L'Echo de la Fabrique : 20 novembre 1833 - Numéro 6

Nous nous empressons d’insérer la lettre suivante, qui nous est adressée contre le système de l’association commerciale d’échange. On le voit, nous n’oublions pas les promesses de notre prospectus. Nous l’avons dit, parce que c’est notre conviction : un journal est une tribune où toutes les opinions doivent librement se produire. Nous n’acceptons la responsabilité que de ce que nous signons ; c’est ainsi que, dans l’Echo de la Fabrique, les doctrines St-simonienne et fourriériste ont pu se développer successivement. Nous n’avons voulu subir la tutelle d’aucunei, nous agirons de même dans la nouvelle rédaction qui nous est confiée1. L’association commerciale d’échange a des champions dévoués, écrivains de beaucoup de mérite, qui relèveront le gant que lui jette notre correspondant ; ce dernier ne manquera pas sans doute non plus de donner à son attaque tous les développemens qu’elle exige. La cause du progrès ne peut que gagner dans ces débats, et le public jugera entre les partisans et les adversaires de l’échange. Provisoirement, nous sommes neutres.

Lyon, le 14 novembre 1833

A M. le rédacteur en chef de l’Echo des Travailleurs.

Monsieur,

Deux articles successifs sur l’association commerciale d’échange, tous deux émanant d’administrateurs ou d’intéressés de cet établissement, ont été insérés dans l’Echo des Travailleurs.

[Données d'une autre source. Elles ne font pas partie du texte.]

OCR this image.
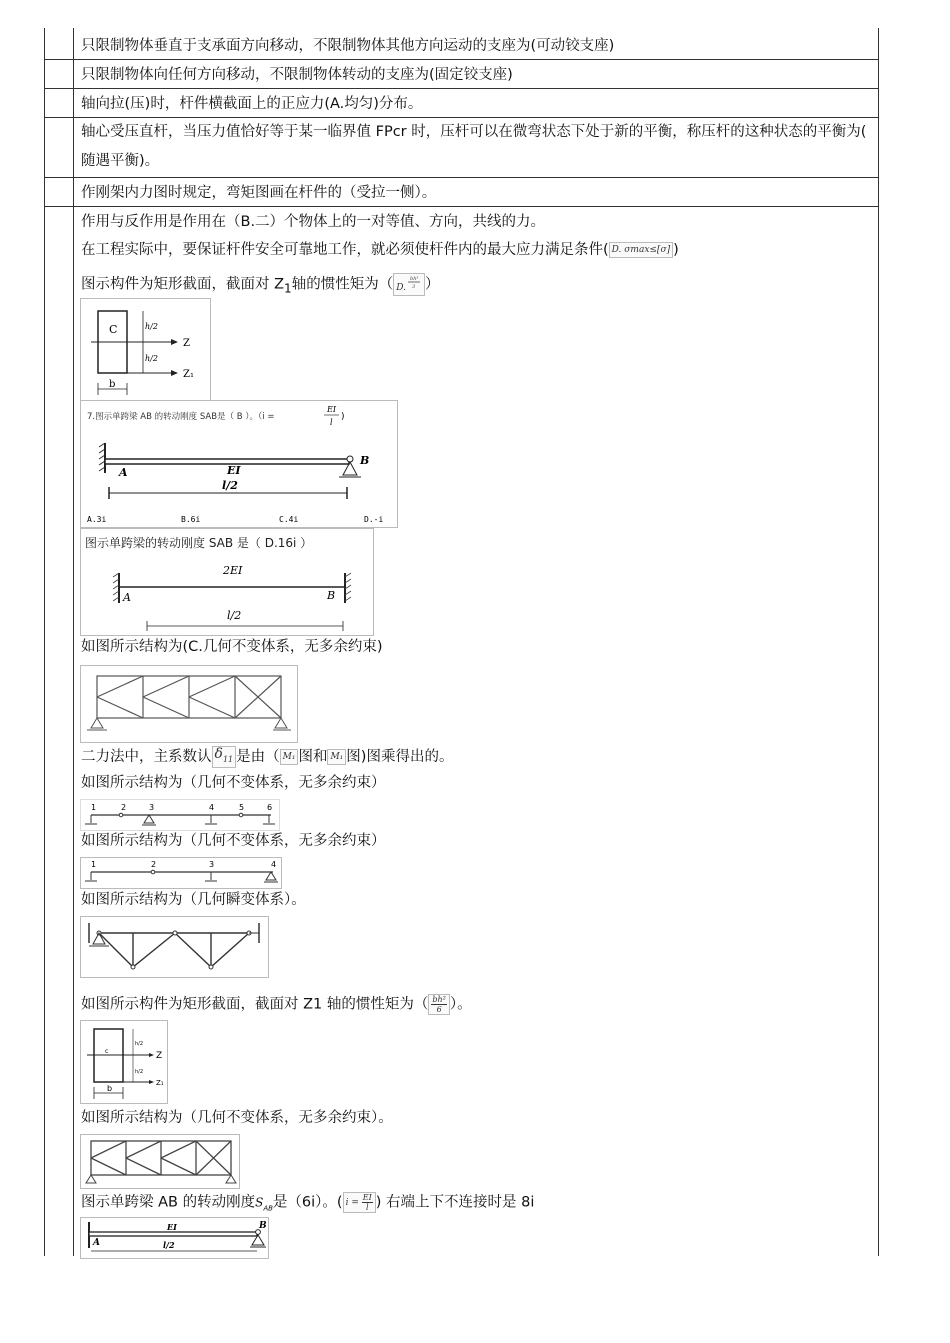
只限制物体垂直于支承面方向移动，不限制物体其他方向运动的支座为(可动铰支座)
只限制物体向任何方向移动，不限制物体转动的支座为(固定铰支座)
轴向拉(压)时，杆件横截面上的正应力(A.均匀)分布。
轴心受压直杆，当压力值恰好等于某一临界值 FPcr 时，压杆可以在微弯状态下处于新的平衡，称压杆的这种状态的平衡为( 随遇平衡)。
作刚架内力图时规定，弯矩图画在杆件的（受拉一侧）。
作用与反作用是作用在（B.二）个物体上的一对等值、方向，共线的力。
在工程实际中，要保证杆件安全可靠地工作，就必须使杆件内的最大应力满足条件( D. σmax≤[σ] )
图示构件为矩形截面，截面对 $Z_1$轴的惯性矩为（ D.
bh³
3 ）
C	h/2
h/2
Z
Z₁
b
7.图示单跨梁 AB 的转动刚度 SAB是（ B ）。（i =
EI
l
)
A
B
EI
l/2
A.3i	B.6i	C.4i	D.-i
图示单跨梁的转动刚度 SAB 是（ D.16i ）
2EI
A	B
l/2
如图所示结构为(C.几何不变体系，无多余约束)
二力法中，主系数认 $\delta_{11}$ 是由（ M₁ 图和 M₁ 图)图乘得出的。
如图所示结构为（几何不变体系，无多余约束）
1	2	3	4	5	6
如图所示结构为（几何不变体系，无多余约束）
1	2	3	4
如图所示结构为（几何瞬变体系）。
如图所示构件为矩形截面，截面对 Z1 轴的惯性矩为（ $\frac{\text{bh²}}{6}$ ）。
c
h/2
h/2
Z
Z₁
b
如图所示结构为（几何不变体系，无多余约束）。
图示单跨梁 AB 的转动刚度$S_{AB}$是（6i）。( $i = \frac{EI}{l}$ ) 右端上下不连接时是 8i
A
B
EI
l/2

Vous avez annoncé que cette feuille était une tribune où chacun pouvait, suivant sa foi et ses lumières, défendre ou attaquer toutes les institutions capables d’améliorer ou de porter atteinte à la position matérielle ou sociale des travailleurs. Je viens éprouver les promesses de votre prospectus, en vous déclarant que ma conviction et mon expérience me commandent de combattre le système d’échange qu’on veut introduire dans notre cité, de l’attaquer surtout dans les formes adoptées par la compagnie actuelle, parce que je considère les conditions formulées, comme étant très préjudiciables aux intérêts des travailleurs en général. J’essaierai de leur faire comprendre toute la portée des engagemens qu’on leur fait contracter, et tout ce que ces engagemens ont d’onéreux. Je suivrai pas à pas les tentatives de l’établissement qu’on essaie de reconstituer, et j’éclairerai mes concitoyens sur les conséquences des opérations qu’ils se proposeraient d’entamer.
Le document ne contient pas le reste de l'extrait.